200.74057711 166.13782652 529.7336846 ] km/s
Only specifically registered fields will be available as vector fields.
For example, saved Analysis Fields with x,y,z components will
not automatically be available. However, vector fields can be created
with the add_vector_field
function.
>>> a.add_vector_field("thing")
The above example assumes that fields named “thing_x”, “thing_y”, and “thing_z” already exist.
Analysis Fields¶
Analysis fields provide a means for saving the results of complicated
analysis for any halo in the Arbor
.
This would be operations beyond derived fields, for example, things that
might require loading the original simulation snapshots. New analysis
fields are created with
add_analysis_field
and are
initialized to zero.
>>> a.add_analysis_field("saucer_sections", units="m**2")
>>> my_tree = a[0]
>>> print (my_tree["tree", "saucer_sections"])

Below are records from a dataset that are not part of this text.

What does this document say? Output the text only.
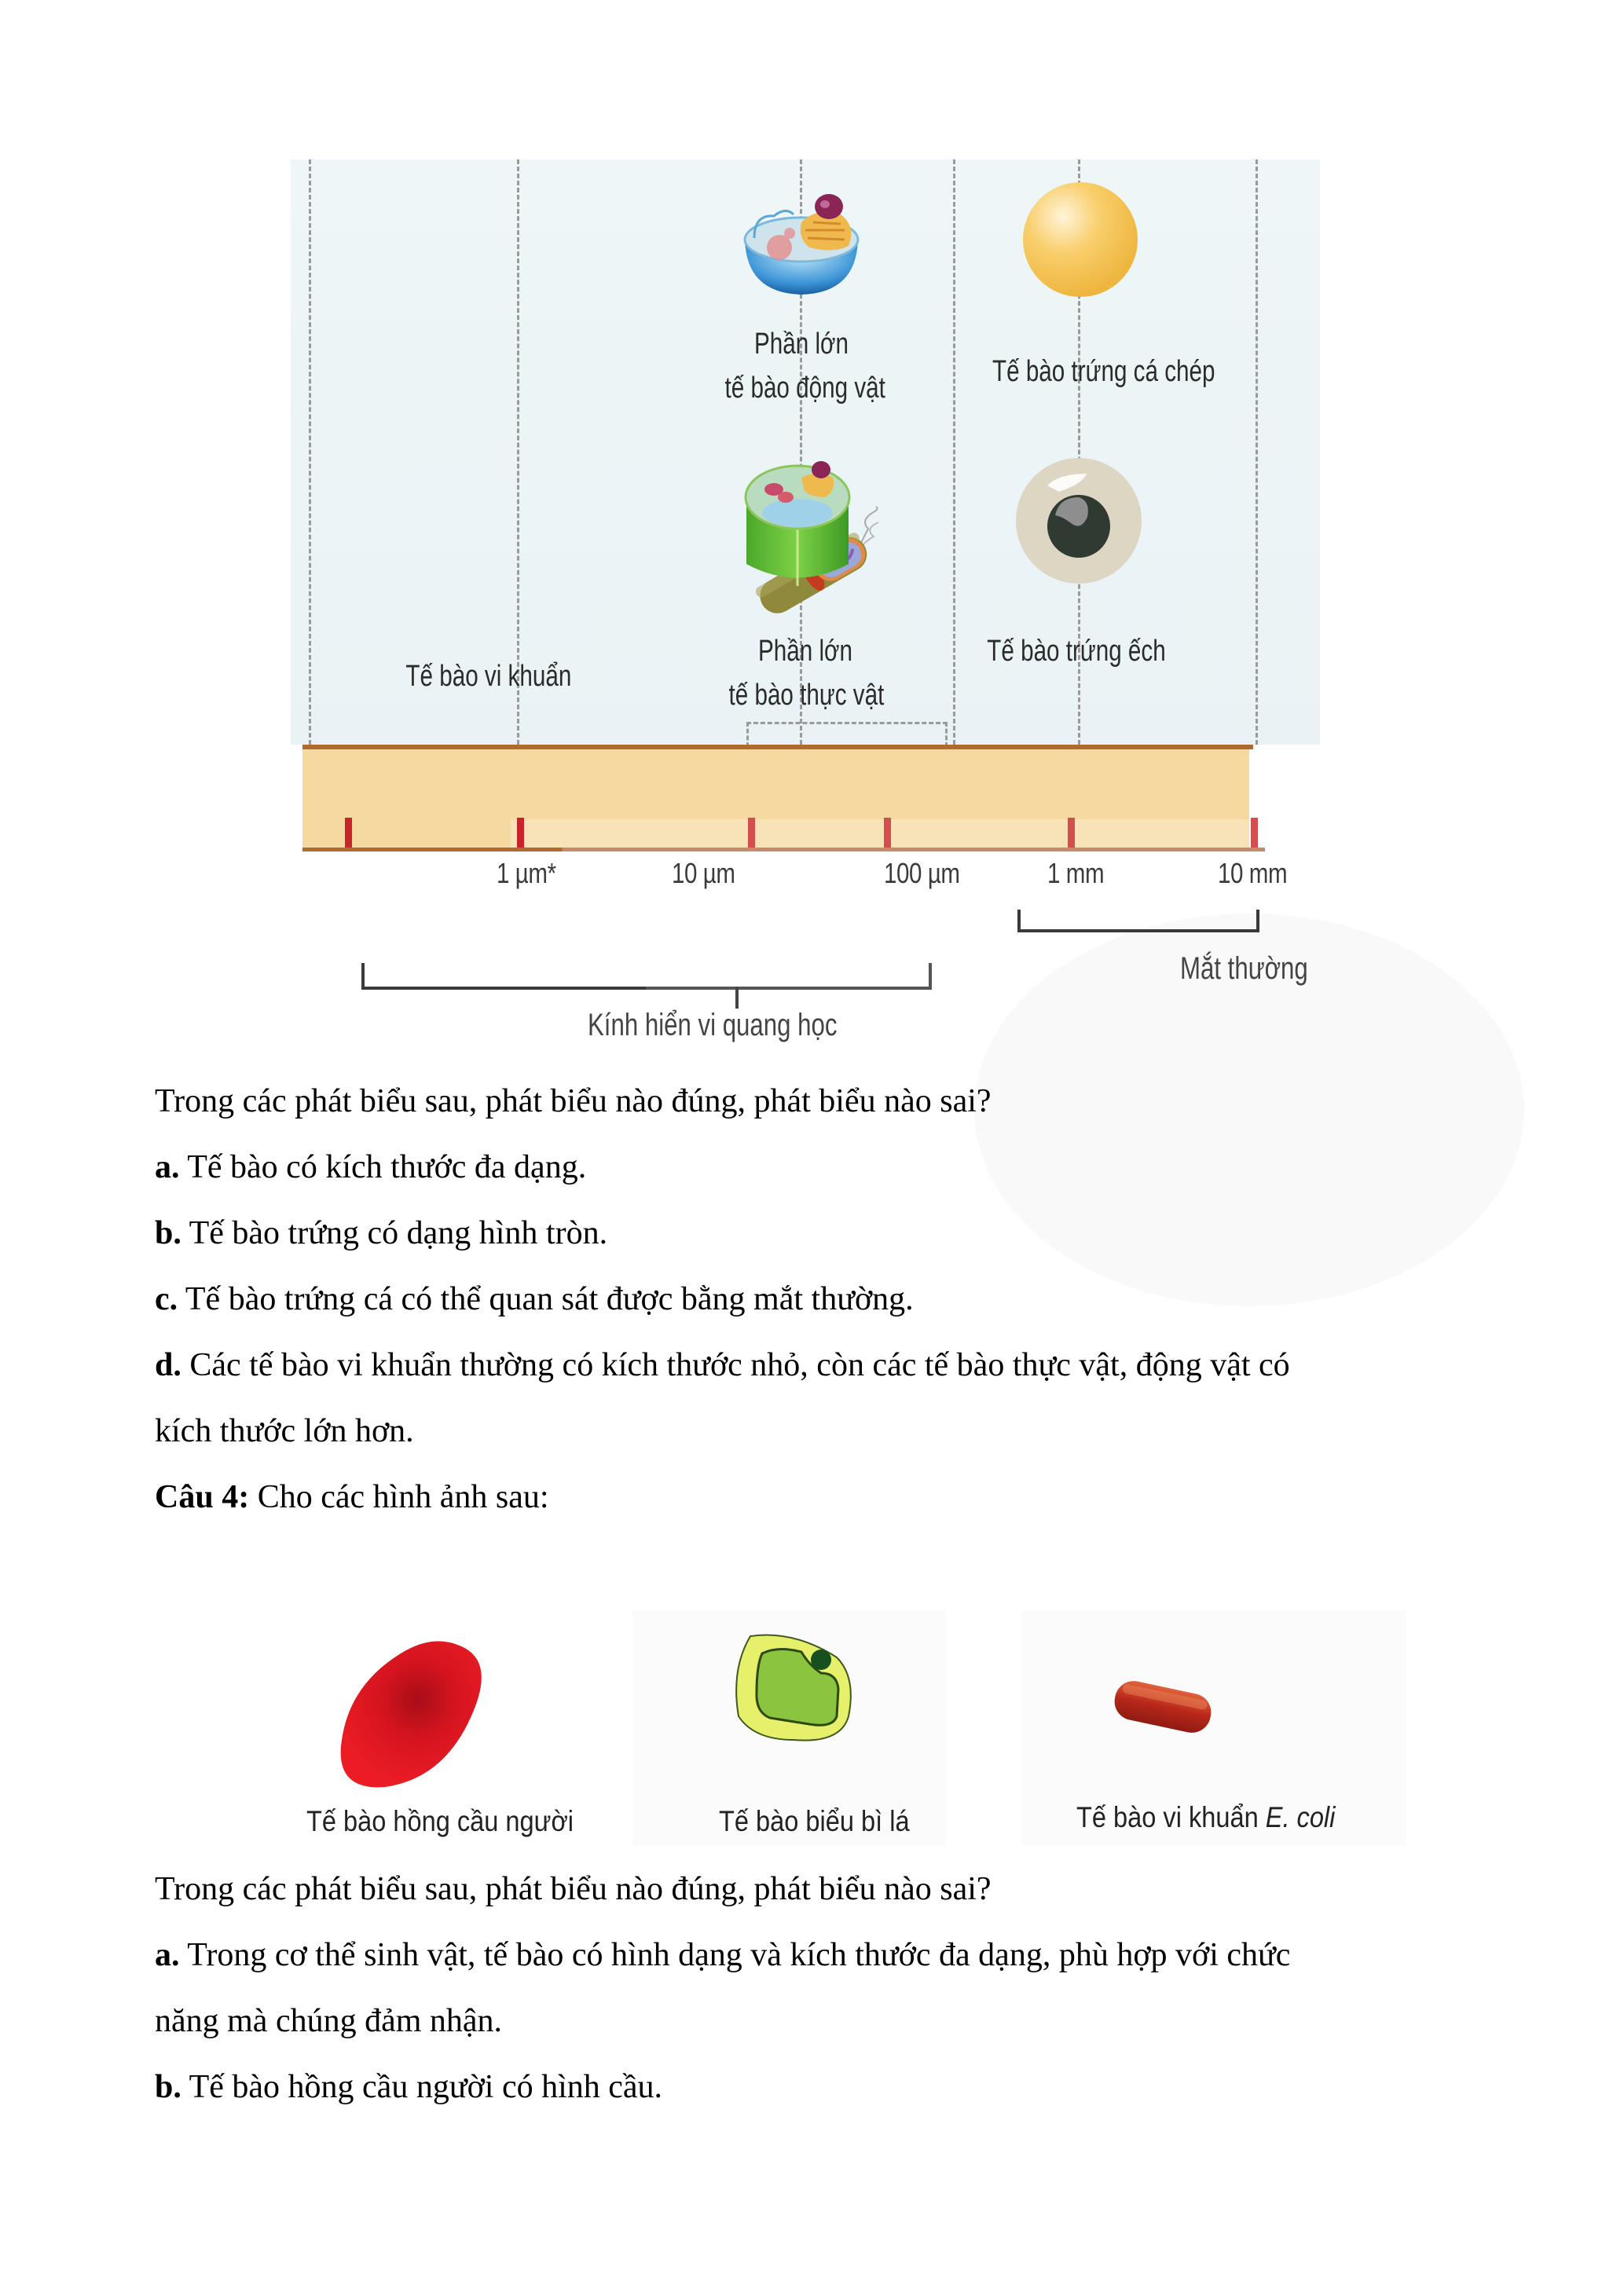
Phần lớn
tế bào động vật	Tế bào trứng cá chép
Tế bào vi khuẩn
Phần lớn
tế bào thực vật
Tế bào trứng ếch
1 µm*	10 µm	100 µm	1 mm	10 mm
Mắt thường
Kính hiển vi quang học
Trong các phát biểu sau, phát biểu nào đúng, phát biểu nào sai?
a. Tế bào có kích thước đa dạng.
b. Tế bào trứng có dạng hình tròn.
c. Tế bào trứng cá có thể quan sát được bằng mắt thường.
d. Các tế bào vi khuẩn thường có kích thước nhỏ, còn các tế bào thực vật, động vật có
kích thước lớn hơn.
Câu 4: Cho các hình ảnh sau:
Tế bào hồng cầu người	Tế bào biểu bì lá	Tế bào vi khuẩn E. coli
Trong các phát biểu sau, phát biểu nào đúng, phát biểu nào sai?
a. Trong cơ thể sinh vật, tế bào có hình dạng và kích thước đa dạng, phù hợp với chức
năng mà chúng đảm nhận.
b. Tế bào hồng cầu người có hình cầu.
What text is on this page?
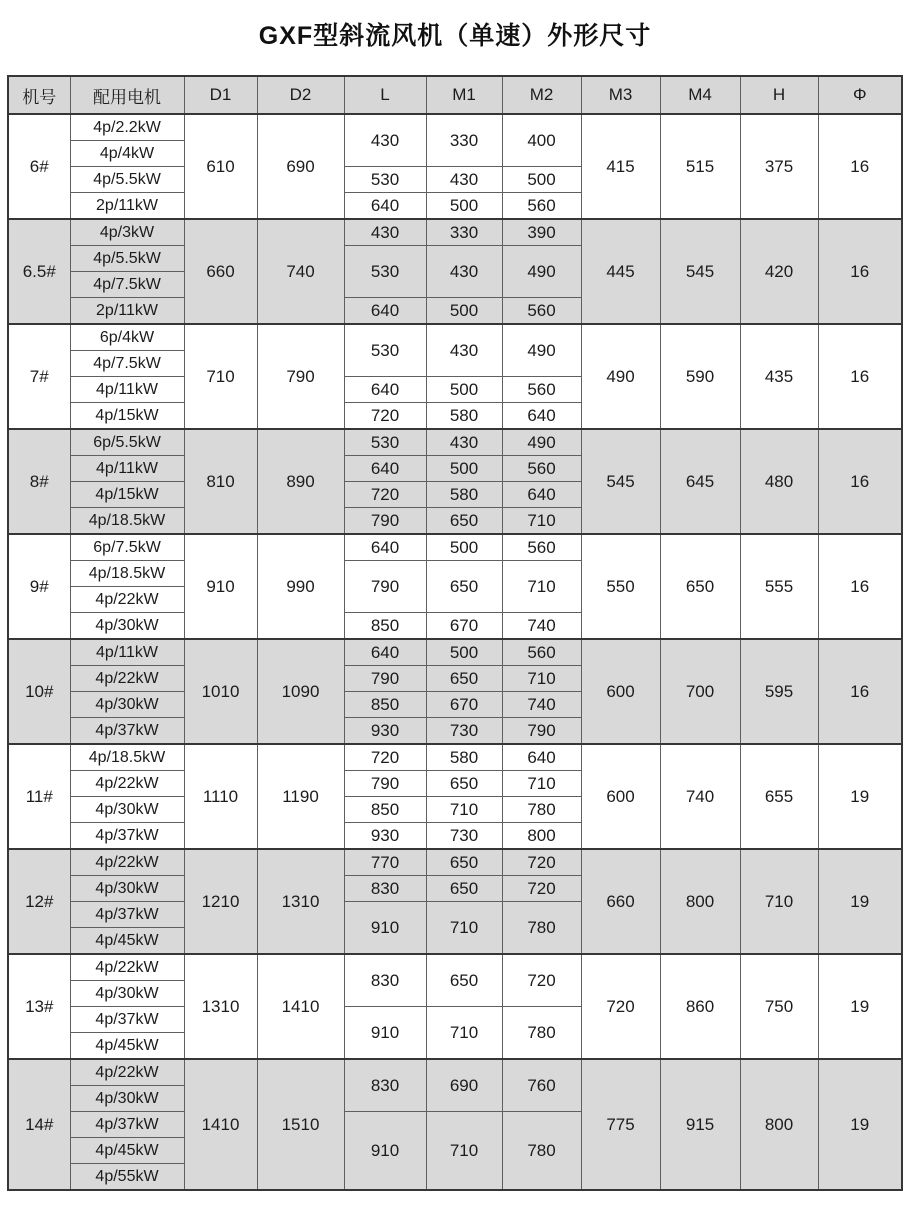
GXF型斜流风机（单速）外形尺寸
机号	配用电机	D1	D2	L	M1	M2	M3	M4	H	Φ
6#	4p/2.2kW	610	690	430	330	400	415	515	375	16
	4p/4kW									
	4p/5.5kW			530	430	500				
	2p/11kW			640	500	560				
6.5#	4p/3kW	660	740	430	330	390	445	545	420	16
	4p/5.5kW			530	430	490				
	4p/7.5kW									
	2p/11kW			640	500	560				
7#	6p/4kW	710	790	530	430	490	490	590	435	16
	4p/7.5kW									
	4p/11kW			640	500	560				
	4p/15kW			720	580	640				
8#	6p/5.5kW	810	890	530	430	490	545	645	480	16
	4p/11kW			640	500	560				
	4p/15kW			720	580	640				
	4p/18.5kW			790	650	710				
9#	6p/7.5kW	910	990	640	500	560	550	650	555	16
	4p/18.5kW			790	650	710				
	4p/22kW									
	4p/30kW			850	670	740				
10#	4p/11kW	1010	1090	640	500	560	600	700	595	16
	4p/22kW			790	650	710				
	4p/30kW			850	670	740				
	4p/37kW			930	730	790				
11#	4p/18.5kW	1110	1190	720	580	640	600	740	655	19
	4p/22kW			790	650	710				
	4p/30kW			850	710	780				
	4p/37kW			930	730	800				
12#	4p/22kW	1210	1310	770	650	720	660	800	710	19
	4p/30kW			830	650	720				
	4p/37kW			910	710	780				
	4p/45kW									
13#	4p/22kW	1310	1410	830	650	720	720	860	750	19
	4p/30kW									
	4p/37kW			910	710	780				
	4p/45kW									
14#	4p/22kW	1410	1510	830	690	760	775	915	800	19
	4p/30kW									
	4p/37kW			910	710	780				
	4p/45kW									
	4p/55kW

[ 0., 0., 0., 0., 0., 0., 0., 0., 0., 0., 0., 0., 0.,
0., 0.,] m**2
>>> import numpy as np
>>> for halo in my_tree["tree"]:
... halo["saucer_sections"] = np.random.random() # complicated analysis
...
>>> print (my_tree["tree", "saucer_sections"])
[ 0.33919263 0.79557815 0.38264336 0.53073945 0.09634924 0.6035886, ...
0.9506636 0.9094426 0.85436984 0.66779632 0.58816873] m**2
Analysis fields will be saved when the
TreeNode
objects that have been
analyzed are saved with save_arbor
or save_tree
.
>>> my_trees = list(a[:]) # all trees
>>> for my_tree in my_trees:
... # do analysis...
>>> a.save_arbor(trees=my_trees)
Note that we do my_trees = list(a[:])
and not just my_trees =
a[:]
. This is because a[:]
is a generator that will return a new
set of trees each time. The newly generated trees will not retain
changes made to any analysis fields. Thus, we must use list(a[:])
to explicitly store a list of trees.
Re-saving Analysis Fields¶
All analysis fields are saved to sidecar files with the “-analysis” keyword appended to them. They can be altered and the arbor re-saved as many times as you like. In the very specific case of re-saving all trees and not providing a new filename or custom list of fields (as in the example above), analysis fields will be saved in place (i.e., over-writing the “-analysis” files). The conventional on-disk fields will not be re-saved as they cannot be altered.